Um dos maiores riscos foi o facto de irem calçados. A marcha da Madragoa participa nas Marchas Populares de Lisboa desde que as mesmas começaram, em 1932, e desde aí que tem o costume de ir descalça, sendo rara a ocasião em que isso não aconteceu. Este ano, entraram calçados, algo que à partida não foi bem recebido. “Assim que apresentei o projeto ao presidente Nuno Soares, a única coisa a que ele torceu o nariz foi : Nós vamos calçados? E eu respondi : Vamos calçados, mas a seguir vamos nos descalçar, isso faz parte do processo da coreografia. Ele aceitou, mas depois no ensaio geral, algumas pessoas quando viram que eles [os marchantes] vinham com sapatos na mão e que se começaram a calçar torceram o nariz (…), mas a maioria depois não se importou, achou a marcha tão maravilhosa, porque os marchantes estiveram lindamente, que depois mais nada importava. No pavilhão aquelas pessoas que ainda tinham aquele receio [da marcha ir calçada] esqueceram isso.”
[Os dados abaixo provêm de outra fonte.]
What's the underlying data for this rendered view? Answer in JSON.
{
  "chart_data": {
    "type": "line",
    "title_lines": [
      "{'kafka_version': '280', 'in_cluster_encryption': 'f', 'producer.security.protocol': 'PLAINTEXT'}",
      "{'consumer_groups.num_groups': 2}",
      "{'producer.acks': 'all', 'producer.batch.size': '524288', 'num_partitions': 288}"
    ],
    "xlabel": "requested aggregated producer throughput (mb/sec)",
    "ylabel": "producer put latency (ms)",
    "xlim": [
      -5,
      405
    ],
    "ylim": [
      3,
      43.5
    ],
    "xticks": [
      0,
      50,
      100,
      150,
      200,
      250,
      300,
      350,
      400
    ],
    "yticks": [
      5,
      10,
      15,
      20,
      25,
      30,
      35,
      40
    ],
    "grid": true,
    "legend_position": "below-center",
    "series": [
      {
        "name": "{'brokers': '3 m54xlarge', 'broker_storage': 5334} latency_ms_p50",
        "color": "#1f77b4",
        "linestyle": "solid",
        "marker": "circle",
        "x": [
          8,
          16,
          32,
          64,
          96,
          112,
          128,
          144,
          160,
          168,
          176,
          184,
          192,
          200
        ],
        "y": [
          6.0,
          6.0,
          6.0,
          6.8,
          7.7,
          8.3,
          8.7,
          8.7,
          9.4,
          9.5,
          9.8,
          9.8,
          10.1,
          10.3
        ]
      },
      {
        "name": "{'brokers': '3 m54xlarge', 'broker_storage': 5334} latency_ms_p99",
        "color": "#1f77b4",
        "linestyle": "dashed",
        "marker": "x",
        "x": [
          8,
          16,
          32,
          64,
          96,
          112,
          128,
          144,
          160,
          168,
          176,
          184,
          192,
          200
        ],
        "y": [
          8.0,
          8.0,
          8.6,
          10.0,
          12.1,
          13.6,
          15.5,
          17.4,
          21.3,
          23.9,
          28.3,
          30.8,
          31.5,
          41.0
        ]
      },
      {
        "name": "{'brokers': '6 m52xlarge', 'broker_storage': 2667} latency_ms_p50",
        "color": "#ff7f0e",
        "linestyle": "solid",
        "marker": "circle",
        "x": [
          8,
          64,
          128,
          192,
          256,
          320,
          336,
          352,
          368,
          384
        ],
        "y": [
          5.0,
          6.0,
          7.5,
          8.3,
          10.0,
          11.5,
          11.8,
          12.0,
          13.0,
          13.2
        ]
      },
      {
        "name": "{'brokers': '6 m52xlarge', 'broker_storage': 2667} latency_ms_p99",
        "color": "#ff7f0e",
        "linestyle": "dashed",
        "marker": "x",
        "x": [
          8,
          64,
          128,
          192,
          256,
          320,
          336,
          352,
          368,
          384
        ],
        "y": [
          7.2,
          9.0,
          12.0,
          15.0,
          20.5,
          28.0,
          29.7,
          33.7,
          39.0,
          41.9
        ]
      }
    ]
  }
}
Para João, outro fator que foi diferente em relação aos anos anteriores e que pode ter ajudado a alcançar a vitória foi a atitude: “A atitude que toda a gente tinha, os marchantes estavam muito unidos. Entretanto o bairro começou a perceber aquela essência que estava a ser transmitida e criou-se aqui uma energia tão positiva que tudo brilhava ainda mais”.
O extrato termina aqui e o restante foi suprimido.